Doing transient heat analysis we were able to look at how the earth around the heat sink would heat up and how long it would take for a given constant temperature in the bottom of the heat sink to exceed a maximum value at the slab. (over heating is an issue which I've also solved with a heat dump dump--at Fredley's the outside slab shunts heat which in late summer will make for extended outdoor use)

As a result of studying the transfer of heat (simulating the migration of heat and varying conductive values, temperatures, and time) and looking to optimize retention and increase performance, we installed perimeter insulation (I call it wing insulation) just under the surface and used it also as a water deflector/collector.

In these pictures you can see that the slab has no insulation (should be under the re-bar) but the entry slab, covered slab and perimeter earth do.


In this case, the surplus heat we dump into the bottom will take almost 2 months to get to the slab. Projections suggest we'll be able to maintain the slab over the heat sink at about 65 degrees not dropping below 60 by spring.

But this won't heat the house when it's freezing out. What it does I refer to as thermal ballast. It provides temperature stability. The house may not stay totally warm, but it will never get cold. Ever.

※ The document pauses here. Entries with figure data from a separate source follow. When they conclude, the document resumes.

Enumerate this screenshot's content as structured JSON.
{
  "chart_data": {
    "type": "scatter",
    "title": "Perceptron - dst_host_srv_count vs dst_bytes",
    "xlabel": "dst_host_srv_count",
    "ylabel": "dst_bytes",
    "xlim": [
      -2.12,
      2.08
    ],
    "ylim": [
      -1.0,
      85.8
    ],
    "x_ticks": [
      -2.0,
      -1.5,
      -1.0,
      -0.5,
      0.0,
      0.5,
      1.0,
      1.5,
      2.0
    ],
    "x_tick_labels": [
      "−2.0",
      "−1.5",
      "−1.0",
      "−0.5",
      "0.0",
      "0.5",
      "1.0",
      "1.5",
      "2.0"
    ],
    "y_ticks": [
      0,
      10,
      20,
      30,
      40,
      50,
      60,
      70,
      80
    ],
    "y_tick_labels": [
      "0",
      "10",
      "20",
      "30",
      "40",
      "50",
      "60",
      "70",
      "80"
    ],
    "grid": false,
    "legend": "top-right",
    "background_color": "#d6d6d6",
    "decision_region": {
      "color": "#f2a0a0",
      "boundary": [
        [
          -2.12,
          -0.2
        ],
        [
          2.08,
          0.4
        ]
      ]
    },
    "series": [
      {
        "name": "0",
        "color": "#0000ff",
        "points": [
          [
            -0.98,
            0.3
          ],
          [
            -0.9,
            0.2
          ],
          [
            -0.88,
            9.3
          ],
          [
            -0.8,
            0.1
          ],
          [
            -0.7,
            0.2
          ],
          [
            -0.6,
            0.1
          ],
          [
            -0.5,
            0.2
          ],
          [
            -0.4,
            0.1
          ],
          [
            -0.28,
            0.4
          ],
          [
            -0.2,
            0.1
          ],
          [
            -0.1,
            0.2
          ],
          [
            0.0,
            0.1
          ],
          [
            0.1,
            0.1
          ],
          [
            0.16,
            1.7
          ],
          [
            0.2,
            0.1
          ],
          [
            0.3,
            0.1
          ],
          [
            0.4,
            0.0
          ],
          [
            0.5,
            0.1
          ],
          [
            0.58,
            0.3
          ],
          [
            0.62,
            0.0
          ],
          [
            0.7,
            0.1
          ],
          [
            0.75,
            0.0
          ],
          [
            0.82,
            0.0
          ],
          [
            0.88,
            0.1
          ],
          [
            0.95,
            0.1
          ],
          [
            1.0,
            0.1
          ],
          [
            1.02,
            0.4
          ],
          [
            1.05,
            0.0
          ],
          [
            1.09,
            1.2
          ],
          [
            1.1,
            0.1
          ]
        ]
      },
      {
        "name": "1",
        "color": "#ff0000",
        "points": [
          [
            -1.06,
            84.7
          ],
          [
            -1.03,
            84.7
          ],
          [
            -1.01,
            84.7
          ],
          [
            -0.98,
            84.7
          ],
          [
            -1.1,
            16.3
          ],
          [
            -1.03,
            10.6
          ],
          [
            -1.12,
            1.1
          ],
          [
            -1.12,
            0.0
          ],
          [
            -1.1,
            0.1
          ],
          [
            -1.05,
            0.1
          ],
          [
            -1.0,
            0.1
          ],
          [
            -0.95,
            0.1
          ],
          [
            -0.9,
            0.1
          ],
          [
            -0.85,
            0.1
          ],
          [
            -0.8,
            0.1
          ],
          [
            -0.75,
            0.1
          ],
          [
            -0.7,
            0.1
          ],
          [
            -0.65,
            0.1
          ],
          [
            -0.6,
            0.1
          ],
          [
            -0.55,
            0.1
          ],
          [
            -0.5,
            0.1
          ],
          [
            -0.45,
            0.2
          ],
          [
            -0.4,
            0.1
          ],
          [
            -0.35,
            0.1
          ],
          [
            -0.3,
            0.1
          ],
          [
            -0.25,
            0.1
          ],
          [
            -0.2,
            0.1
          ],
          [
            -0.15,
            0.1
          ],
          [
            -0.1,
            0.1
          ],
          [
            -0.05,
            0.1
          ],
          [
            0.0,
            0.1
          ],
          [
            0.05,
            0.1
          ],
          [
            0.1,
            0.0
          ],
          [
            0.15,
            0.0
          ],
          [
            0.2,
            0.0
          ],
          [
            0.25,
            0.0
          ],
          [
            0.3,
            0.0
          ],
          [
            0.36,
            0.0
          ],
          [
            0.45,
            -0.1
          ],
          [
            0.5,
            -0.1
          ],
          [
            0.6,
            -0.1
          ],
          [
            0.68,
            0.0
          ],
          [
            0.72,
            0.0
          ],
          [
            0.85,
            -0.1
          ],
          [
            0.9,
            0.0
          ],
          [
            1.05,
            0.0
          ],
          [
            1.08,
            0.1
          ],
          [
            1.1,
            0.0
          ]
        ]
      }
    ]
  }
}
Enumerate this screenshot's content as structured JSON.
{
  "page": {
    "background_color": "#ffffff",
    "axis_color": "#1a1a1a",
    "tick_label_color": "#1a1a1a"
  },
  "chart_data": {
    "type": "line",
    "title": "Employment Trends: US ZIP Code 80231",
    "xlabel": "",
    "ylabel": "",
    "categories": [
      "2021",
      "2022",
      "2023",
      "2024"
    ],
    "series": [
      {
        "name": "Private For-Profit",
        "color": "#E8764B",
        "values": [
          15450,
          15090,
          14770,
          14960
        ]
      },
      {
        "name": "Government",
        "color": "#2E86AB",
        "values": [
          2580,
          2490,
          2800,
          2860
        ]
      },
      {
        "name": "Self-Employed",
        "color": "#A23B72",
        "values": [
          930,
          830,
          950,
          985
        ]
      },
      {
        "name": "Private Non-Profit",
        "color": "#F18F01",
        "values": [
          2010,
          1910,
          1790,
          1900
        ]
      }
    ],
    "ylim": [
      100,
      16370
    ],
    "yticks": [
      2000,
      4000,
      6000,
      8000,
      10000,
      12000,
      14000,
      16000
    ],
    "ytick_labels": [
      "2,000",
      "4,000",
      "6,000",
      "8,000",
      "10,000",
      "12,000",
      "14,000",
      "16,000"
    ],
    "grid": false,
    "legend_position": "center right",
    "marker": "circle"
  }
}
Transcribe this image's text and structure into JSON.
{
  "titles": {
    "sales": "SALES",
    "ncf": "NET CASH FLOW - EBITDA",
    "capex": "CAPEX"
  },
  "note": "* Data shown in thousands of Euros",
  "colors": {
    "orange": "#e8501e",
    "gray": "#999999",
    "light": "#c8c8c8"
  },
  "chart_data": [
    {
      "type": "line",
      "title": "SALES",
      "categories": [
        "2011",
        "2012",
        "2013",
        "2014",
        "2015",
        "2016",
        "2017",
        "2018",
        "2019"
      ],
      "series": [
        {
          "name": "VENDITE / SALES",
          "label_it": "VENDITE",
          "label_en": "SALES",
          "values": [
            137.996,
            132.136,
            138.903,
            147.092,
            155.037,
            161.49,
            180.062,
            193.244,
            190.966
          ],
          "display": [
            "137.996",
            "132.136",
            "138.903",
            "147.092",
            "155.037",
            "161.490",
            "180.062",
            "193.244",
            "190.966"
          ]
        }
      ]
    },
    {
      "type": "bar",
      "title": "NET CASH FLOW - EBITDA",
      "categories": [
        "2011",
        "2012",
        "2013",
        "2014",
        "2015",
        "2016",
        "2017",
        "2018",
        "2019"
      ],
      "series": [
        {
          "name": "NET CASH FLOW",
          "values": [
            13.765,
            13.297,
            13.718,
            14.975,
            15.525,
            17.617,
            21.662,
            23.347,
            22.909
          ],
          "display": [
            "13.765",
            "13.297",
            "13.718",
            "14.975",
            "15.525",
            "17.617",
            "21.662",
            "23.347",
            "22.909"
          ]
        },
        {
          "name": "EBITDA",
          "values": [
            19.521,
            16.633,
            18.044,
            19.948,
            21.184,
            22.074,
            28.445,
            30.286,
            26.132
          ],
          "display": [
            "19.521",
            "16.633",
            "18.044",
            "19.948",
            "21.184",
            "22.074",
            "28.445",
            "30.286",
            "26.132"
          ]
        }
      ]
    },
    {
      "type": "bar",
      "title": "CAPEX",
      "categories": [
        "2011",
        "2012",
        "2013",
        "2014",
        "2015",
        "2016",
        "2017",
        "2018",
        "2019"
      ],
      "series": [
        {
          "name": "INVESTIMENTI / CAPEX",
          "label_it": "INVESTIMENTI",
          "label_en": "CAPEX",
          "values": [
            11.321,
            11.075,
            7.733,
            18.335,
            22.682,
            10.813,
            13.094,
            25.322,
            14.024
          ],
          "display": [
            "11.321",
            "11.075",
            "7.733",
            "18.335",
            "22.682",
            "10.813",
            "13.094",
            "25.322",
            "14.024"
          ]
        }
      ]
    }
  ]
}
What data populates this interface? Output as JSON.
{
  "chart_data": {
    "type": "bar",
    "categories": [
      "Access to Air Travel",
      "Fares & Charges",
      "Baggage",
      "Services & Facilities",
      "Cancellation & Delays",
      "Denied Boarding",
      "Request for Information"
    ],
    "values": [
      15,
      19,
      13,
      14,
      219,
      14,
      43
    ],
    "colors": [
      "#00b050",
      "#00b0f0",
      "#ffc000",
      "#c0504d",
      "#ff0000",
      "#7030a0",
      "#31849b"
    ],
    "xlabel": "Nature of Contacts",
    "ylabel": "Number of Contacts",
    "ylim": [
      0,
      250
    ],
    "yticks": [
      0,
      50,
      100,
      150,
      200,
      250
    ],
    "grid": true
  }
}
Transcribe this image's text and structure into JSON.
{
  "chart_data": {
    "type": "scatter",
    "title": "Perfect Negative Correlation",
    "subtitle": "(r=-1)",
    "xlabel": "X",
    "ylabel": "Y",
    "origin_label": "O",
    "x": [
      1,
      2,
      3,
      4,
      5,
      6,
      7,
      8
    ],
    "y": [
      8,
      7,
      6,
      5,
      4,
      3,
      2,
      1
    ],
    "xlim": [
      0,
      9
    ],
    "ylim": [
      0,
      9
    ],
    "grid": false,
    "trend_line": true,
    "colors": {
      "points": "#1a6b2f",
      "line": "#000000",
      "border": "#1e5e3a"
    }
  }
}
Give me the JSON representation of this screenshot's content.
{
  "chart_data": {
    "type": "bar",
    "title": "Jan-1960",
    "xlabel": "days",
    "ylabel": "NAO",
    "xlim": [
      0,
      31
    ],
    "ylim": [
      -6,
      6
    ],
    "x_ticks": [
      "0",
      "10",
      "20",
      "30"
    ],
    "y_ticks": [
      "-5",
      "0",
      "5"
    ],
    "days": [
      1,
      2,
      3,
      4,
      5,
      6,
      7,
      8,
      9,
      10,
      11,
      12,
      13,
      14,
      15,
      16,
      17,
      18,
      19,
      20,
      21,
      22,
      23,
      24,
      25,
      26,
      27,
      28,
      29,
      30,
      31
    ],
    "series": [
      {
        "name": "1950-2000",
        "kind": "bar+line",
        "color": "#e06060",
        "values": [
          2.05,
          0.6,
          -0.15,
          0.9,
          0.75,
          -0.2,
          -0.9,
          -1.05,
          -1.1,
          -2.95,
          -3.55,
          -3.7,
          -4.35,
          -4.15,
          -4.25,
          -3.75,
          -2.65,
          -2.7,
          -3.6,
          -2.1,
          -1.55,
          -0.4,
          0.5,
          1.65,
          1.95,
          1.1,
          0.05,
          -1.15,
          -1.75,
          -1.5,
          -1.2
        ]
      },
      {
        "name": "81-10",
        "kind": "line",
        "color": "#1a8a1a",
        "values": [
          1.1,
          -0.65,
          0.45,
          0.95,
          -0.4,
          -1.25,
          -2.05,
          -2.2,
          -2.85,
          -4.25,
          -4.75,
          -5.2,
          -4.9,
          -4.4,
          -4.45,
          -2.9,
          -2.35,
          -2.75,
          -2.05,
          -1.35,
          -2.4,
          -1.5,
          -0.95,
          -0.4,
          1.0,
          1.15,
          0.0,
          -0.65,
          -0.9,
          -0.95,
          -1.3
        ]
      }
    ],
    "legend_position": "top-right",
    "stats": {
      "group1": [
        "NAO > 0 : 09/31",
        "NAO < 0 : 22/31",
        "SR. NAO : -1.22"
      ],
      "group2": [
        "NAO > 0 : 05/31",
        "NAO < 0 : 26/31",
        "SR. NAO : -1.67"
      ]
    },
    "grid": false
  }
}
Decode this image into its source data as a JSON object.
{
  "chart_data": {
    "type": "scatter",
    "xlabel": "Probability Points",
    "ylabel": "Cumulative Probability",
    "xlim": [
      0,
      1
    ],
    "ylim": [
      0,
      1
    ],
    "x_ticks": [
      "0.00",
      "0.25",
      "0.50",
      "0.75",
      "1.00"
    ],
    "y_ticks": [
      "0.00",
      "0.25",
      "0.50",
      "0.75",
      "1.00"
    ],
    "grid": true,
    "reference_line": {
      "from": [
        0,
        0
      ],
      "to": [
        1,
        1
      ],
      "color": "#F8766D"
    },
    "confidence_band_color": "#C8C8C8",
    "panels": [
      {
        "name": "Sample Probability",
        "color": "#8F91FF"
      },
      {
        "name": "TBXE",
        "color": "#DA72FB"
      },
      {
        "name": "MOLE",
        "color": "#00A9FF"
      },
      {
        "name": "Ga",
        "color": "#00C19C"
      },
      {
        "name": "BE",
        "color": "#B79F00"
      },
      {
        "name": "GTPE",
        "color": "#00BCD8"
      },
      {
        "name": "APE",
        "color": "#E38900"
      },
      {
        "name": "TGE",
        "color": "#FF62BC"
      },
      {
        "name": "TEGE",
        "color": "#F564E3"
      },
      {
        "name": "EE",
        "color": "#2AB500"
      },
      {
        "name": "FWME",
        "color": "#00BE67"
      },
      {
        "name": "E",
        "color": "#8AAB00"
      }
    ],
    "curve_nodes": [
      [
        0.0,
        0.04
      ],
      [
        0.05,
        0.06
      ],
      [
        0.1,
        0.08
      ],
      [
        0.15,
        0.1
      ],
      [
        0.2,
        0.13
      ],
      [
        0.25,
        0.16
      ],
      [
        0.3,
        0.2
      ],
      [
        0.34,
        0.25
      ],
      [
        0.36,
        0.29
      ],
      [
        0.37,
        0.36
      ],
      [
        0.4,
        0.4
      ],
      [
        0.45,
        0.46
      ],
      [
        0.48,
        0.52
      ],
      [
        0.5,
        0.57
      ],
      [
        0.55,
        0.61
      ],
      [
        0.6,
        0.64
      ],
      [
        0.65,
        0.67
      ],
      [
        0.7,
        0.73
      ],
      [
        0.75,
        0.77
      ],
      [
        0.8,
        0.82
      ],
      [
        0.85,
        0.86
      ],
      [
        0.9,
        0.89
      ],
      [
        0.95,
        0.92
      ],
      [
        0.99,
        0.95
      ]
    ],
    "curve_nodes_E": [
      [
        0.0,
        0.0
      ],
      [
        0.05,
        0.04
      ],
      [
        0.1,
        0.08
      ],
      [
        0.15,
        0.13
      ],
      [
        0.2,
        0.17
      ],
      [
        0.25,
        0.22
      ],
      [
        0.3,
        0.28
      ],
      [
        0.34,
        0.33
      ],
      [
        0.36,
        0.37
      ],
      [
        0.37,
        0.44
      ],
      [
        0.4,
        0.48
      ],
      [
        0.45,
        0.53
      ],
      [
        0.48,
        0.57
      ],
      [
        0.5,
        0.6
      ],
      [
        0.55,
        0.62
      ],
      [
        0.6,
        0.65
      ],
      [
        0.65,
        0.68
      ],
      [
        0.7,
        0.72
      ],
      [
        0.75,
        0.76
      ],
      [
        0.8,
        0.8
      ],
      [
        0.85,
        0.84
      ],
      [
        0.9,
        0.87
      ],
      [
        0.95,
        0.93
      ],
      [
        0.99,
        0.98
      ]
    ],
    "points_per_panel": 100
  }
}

It's working already and the vacuum tubes weren't hooked up this summer and so far there has been no heat added to the heat sink actively, only passively by direct solar gain this summer. At the middle of last winter the slab and concrete underneath were at 44 degrees. At the end of summer the slab was at 65 degrees. It is currently as 60 degrees. I expect going into next winter to have the slab around 75 degrees.